O título, ao sugerir uma trajetória, não implica necessariamente em trilha acabada, pois ela mesma, a vida, é cheia de marchas, contramarchas. Pela voz poética, perpassam as vicissitudes pessoais e do mundo, sem aquela limitação de um eu voltado exclusivamente a si mesmo, como talvez se pudesse abstrair do subtítulo "caminhos em mim", o que não deixa de ser boa surpresa.
O livro está dividido em quatro partes.
A primeira, "Palavra na sombra", alcança temas como o do homem que dorme na calçada: "aquele pouco/ de carne ainda esparramado estava em harmonia fina, em sintonia xepa, com as cascas de laranja e a água preta/ da fossa que transbordou" ("Sonora"). Revela, também, interessante conjunto de aliterações em /t/, num poema com palavras por si mesmas similares: terço, terçã, trecho, texto, terço, treco ("Febre de Alexandre"). E em /c/, igualmente com símiles: concreto, correto ("Corrosivo").
Na segunda parte, "Poesia armada", ressurge um tipo de verso bastante longo, próximo da prosa, característico de Smirna, acima exemplificado em "Sonora". Mas, aqui, com uma disposição mais espacializada, através do uso da linha em branco, presente em "Meninos amarelos" e "Poema da mulher terra": "Eu vou fechar os ouvidos para qualquer música que tocar, vou sair chutando as pedras, vou jantar mato e espinho". Ambos os poemas tratando dos humilhados e ofendidos.
As dificuldades, por drásticas que sejam, não impedem a voz poética de viver e exercer um olhar crítico sobre o mundo, ou seja, de, a seu modo, lutar: "Não dormirei sem dizer nada./ Tudo turbilhão dentro de mim./ Boca vermelha e os olhos de cílios molhados". Para, mais adiante, concluir: "Eu estou viva. É por isso a vertigem, a sensação de morte./ Eu estou viva". Afirma ser "mulher e bela e não bela porque mulher", e contesta certa imprecação: "Dizem-me doente esses infectados./ Essa gente sem gente dentro./ Mergulhada em margarina", gente que seria "Isenta da morte./ Privada de vida" ("Digo").
Mesmo a solidariedade é criativamente autocrítica, tanto para quem escreve como para quem lê: "Cheiro de lixo podre afeta o estômago/ Com um olho inerte o velho mexe nos sacos e acha uma manga batida/ Estupidamente eu digo: bom dia". E igualmente crítica aos que se acham superiores ou querem lucrar com isso: "De que matéria são feitos?

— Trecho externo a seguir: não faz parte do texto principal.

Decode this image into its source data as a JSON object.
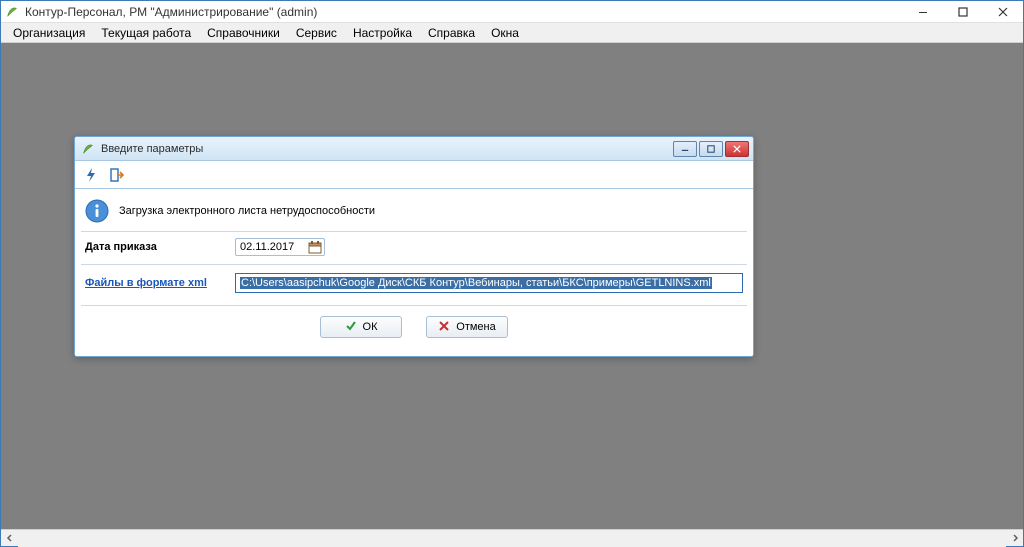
{
  "main_window": {
    "title": "Контур-Персонал, РМ \"Администрирование\" (admin)"
  },
  "menu": {
    "items": [
      "Организация",
      "Текущая работа",
      "Справочники",
      "Сервис",
      "Настройка",
      "Справка",
      "Окна"
    ]
  },
  "dialog": {
    "title": "Введите параметры",
    "info_text": "Загрузка электронного листа нетрудоспособности",
    "date_label": "Дата приказа",
    "date_value": "02.11.2017",
    "files_label": "Файлы в формате xml",
    "path_value": "C:\\Users\\aasipchuk\\Google Диск\\СКБ Контур\\Вебинары, статьи\\БКС\\примеры\\GETLNINS.xml",
    "ok_label": "ОК",
    "cancel_label": "Отмена"
  }
}
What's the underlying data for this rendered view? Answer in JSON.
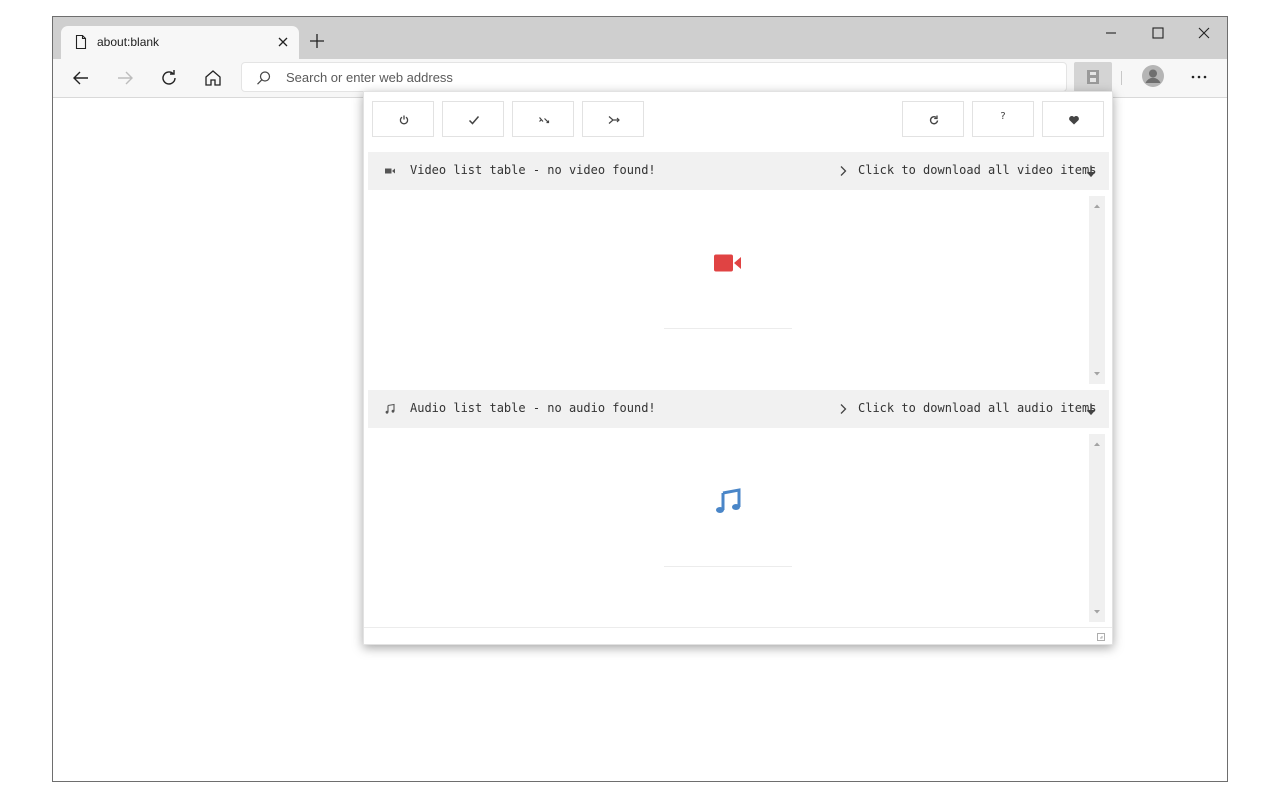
{
  "browser": {
    "tab_title": "about:blank",
    "address_placeholder": "Search or enter web address"
  },
  "icons": {
    "tab_page": "page-icon",
    "tab_close": "close-icon",
    "new_tab": "plus-icon",
    "minimize": "minimize-icon",
    "maximize": "maximize-icon",
    "close_window": "close-icon",
    "back": "arrow-left-icon",
    "forward": "arrow-right-icon",
    "refresh": "refresh-icon",
    "home": "home-icon",
    "search": "search-icon",
    "extension": "extension-icon",
    "profile": "profile-icon",
    "more": "ellipsis-icon"
  },
  "popup": {
    "toolbar_buttons": [
      {
        "name": "power-button",
        "icon": "power-icon"
      },
      {
        "name": "check-button",
        "icon": "check-icon"
      },
      {
        "name": "shuffle-button",
        "icon": "shuffle-icon"
      },
      {
        "name": "merge-button",
        "icon": "merge-icon"
      },
      {
        "name": "reload-button",
        "icon": "reload-icon"
      },
      {
        "name": "help-button",
        "label": "?"
      },
      {
        "name": "favorite-button",
        "icon": "heart-icon"
      }
    ],
    "help_label": "?",
    "video": {
      "header": "Video list table - no video found!",
      "download_all": "Click to download all video items",
      "icon": "video-camera-icon",
      "color": "#e04343"
    },
    "audio": {
      "header": "Audio list table - no audio found!",
      "download_all": "Click to download all audio items",
      "icon": "music-note-icon",
      "color": "#4a86c8"
    }
  }
}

Eu não aceito./ Da mesma matéria que eu?" ("Apocalipse sem fim").
Na terceira parte, "Palavra que ri", a voz poética diz-desdiz, "Não tenho tempo para poesia, nem para nada inexato" ("Humana mecânica"), e faz recordar poema de Marianne Moore, o que independe de qualquer intertextualidade, chamado "Poesia", "Também não gosto muito disso", menos irônico ao final (de sua versão mais curta), quando enaltece o "genuíno".
Em "Texto que se escreve atrás de boletim de matemática", o referido verso longo se transforma totalmente em prosa poética, na qual cada palavra "sim, é infinita e gira infinitamente grande em torno e dentro da consciência". Já em "Frio de consultório", o tema da voz A, "Sou médica e vejo os pontos/ Deixe de besteira/ Eu nem vejo você/ Só vejo os pontos", tem um contraponto na breve aparição da voz B: "Esse é o ponto". O humor transparece também na glicose de "Doce poema do eu" e nos afazeres de "A fazer".
Na última parte, "Poesia metafísica", que interpretamos como "filosófica", a dor e a tristeza, a paz e a guerra "dizem que o céu hoje vai chorar", mas acabam em outro tipo de desaguadouro: "A chuva cai leve e macia,/ enxurrada de beleza" ("Então"). Poema que é seguido de outro em diálogo temático ("Chuva").
Compreender a "unidade secreta" da palavra é chave: "Sua matéria não provoca ruído e seu silêncio toca minha carne e me corta com um talho fundo" ("A primeira palavra"). O tema ganha outras conotações: "partem palavras das tuas mãos e do teu sexo/ partes de mim/ parto pra ti/ portas sem fim ("Porta"). E, adiante, entrelaça-se em novo diapasão: "Dentro dos meus olhos/ Todas as minhas tristezas/ Teus contornos de homem/ Tuas ideias de ferro" ("Homem").
Presente em poemas das tabuinhas de barro dos sumérios, datados em mais de 4 mil anos, o tema do amor ressurge urbanizado e amplo, numa espécie de Aleph, ponto único que concentra o todo: "E da janela de um ônibus e sua maçaneta preta, o universo se abre bem no ponto onde estou./ De amor, de amor/ Somente de amor viverei". Então, tal voz pode concluir: "Transbordo e atravesso, sem medo de morrer" ("Aos escafandristas").
Escrito na infância, o poema que encerra o livro, "Não sei o que fazer,/ se sorrir, se chorar, se sofrer, se viver", busca um "guia" para lhe mostrar o caminho ("Aos dez anos"). Guia que se edificou, e continuará a se edificar, dentro da própria poeta, aquele guia interno construído de vivências, leituras, lutas e escritos.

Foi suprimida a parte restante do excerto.